All of the following are true statements, so it is interesting to ask yourself which ones are most meaningful to you:
- It is a funeral service for our former self and a celebration of our spiritual resurrection in Jesus Christ. (Romans 6)
- It is an act of obedience to Jesus’ commands.
- It is a ceremony that marks the fact that we have joined the Universal Church.
- It washes away our sins. (Acts 22:16)
- It is a ceremony that reenacts the way that Jesus washes away our sins. (To me this is just a wordy way of agreeing with Acts 22:16.)
The ancient church considered baptism an essential act of faith, because Jesus commanded it in Matthew 28:19. It seems to me that whoever claims to be a servant of Jesus and then immediately disobeys a simple commandment has at best stumbled over the threshold of faith.
The ancient church considered baptism to be a once-in-a-lifetime event. Just as the Hebrews only passed through the sea once, Christians are traditionally baptized only once in a lifetime. Many modern churches refuse to rebaptize people who were baptized in other churches. For example, if you join the Episcopal Church of the USA and you are not sure if you were validly baptized, they perform a baptismal ceremony for you, but the priest says, “If you are not already baptized, I baptize you…” So historically, baptism is not repeatable.
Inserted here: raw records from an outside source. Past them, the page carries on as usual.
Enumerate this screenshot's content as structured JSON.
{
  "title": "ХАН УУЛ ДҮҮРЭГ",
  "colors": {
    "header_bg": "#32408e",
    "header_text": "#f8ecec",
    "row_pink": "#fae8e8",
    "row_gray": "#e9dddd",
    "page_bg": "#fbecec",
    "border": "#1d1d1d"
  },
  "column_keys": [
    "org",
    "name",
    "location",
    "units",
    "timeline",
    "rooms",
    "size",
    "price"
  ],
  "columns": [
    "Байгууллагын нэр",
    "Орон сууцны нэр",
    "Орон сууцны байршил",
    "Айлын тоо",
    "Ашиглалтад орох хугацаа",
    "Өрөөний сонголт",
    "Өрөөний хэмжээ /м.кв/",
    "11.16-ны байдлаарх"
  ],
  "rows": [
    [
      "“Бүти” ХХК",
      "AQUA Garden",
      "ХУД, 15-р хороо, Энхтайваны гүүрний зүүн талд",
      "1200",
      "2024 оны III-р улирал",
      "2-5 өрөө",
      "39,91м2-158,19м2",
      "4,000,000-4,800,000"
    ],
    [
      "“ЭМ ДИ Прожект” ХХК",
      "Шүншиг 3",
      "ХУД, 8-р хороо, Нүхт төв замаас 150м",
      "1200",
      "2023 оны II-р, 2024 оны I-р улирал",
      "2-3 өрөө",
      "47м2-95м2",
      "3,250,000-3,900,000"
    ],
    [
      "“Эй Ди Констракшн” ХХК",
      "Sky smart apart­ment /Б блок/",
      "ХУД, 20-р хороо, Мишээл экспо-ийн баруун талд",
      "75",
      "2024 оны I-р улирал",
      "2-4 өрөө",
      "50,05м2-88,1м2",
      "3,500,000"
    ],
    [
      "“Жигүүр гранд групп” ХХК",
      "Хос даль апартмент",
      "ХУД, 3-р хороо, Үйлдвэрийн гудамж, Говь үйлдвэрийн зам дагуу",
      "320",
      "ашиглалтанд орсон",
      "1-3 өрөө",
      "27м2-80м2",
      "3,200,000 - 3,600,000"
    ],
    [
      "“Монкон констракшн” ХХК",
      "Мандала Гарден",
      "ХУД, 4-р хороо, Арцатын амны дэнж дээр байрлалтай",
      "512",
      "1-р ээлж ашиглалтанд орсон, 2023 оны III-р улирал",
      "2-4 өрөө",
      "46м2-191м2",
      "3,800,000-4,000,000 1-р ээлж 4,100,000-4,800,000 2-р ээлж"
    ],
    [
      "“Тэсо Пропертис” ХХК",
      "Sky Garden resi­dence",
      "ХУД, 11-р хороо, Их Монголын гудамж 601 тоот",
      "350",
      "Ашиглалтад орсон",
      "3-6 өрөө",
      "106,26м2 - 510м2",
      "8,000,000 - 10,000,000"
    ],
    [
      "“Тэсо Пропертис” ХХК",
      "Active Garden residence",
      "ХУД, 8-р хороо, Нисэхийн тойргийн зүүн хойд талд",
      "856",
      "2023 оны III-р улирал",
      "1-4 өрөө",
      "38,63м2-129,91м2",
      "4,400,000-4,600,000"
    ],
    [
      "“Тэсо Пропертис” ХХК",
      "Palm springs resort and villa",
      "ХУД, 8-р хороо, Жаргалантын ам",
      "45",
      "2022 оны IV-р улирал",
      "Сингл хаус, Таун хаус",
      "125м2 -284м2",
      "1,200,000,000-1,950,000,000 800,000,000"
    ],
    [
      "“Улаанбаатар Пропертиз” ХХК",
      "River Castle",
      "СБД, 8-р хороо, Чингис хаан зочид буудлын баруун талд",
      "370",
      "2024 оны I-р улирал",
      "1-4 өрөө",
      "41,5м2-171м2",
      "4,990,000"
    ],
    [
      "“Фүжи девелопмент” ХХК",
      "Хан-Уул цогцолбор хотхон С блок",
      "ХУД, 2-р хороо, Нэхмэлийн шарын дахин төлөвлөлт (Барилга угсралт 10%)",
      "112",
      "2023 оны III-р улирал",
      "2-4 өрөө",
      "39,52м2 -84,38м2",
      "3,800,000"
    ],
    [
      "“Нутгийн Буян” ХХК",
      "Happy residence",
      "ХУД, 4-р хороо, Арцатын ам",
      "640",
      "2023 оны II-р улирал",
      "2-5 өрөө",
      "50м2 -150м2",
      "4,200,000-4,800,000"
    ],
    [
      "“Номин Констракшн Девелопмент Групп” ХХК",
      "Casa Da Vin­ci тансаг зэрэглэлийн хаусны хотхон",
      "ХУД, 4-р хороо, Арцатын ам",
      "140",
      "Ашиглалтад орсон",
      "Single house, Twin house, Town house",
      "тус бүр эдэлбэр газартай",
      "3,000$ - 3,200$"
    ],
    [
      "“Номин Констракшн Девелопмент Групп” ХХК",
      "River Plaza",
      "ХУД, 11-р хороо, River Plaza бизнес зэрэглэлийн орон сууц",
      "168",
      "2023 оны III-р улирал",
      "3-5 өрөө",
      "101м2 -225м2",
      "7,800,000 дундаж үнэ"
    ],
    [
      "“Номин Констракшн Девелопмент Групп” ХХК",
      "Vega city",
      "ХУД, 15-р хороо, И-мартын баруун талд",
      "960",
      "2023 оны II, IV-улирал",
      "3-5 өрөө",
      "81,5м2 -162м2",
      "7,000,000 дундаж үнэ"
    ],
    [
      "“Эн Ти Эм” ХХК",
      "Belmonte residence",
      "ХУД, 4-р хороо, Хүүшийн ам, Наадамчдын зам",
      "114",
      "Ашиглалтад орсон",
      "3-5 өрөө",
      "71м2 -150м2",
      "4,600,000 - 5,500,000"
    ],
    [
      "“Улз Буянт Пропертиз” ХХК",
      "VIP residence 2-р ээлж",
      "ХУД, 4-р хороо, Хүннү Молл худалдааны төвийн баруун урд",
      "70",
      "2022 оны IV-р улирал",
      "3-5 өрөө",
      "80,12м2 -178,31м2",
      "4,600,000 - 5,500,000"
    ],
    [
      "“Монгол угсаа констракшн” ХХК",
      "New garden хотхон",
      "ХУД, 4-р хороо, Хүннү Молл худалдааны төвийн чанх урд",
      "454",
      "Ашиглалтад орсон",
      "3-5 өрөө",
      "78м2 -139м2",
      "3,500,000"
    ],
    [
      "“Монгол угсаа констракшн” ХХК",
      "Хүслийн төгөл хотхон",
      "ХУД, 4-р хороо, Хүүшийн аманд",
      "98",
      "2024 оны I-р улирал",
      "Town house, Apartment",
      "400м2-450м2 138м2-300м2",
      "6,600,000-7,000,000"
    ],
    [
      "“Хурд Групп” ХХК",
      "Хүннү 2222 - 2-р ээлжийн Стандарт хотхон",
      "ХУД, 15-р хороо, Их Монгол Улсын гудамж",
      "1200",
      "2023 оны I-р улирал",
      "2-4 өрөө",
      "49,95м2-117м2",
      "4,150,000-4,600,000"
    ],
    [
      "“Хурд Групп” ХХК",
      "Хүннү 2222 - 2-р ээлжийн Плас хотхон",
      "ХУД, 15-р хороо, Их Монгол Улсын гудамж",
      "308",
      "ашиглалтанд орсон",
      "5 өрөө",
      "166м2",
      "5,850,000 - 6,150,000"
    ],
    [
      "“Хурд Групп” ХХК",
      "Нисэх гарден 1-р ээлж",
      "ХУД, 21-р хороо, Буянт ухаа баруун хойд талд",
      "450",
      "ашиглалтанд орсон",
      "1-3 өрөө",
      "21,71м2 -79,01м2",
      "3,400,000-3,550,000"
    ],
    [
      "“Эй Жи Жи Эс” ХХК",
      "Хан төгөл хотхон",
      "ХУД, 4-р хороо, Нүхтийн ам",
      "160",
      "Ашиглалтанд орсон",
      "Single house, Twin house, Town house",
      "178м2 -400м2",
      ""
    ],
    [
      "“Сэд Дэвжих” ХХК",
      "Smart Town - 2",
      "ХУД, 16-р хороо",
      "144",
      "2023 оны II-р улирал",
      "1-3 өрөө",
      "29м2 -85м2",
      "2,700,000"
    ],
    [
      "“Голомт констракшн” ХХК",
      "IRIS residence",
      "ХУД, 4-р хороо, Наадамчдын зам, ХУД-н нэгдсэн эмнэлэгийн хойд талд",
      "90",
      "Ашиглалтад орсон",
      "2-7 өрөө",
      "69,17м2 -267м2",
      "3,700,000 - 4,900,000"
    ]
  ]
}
The baptismal ceremony consist of two parts: the promises we make to God, and the promise that God makes to us. Some people feel they have wandered away from the faith so badly that they need to be baptized all over again. God always keeps His promises, so there is no need to go under the water again. We, however, do not always keep our promises, so we can repeat the baptismal vows as often as we need to.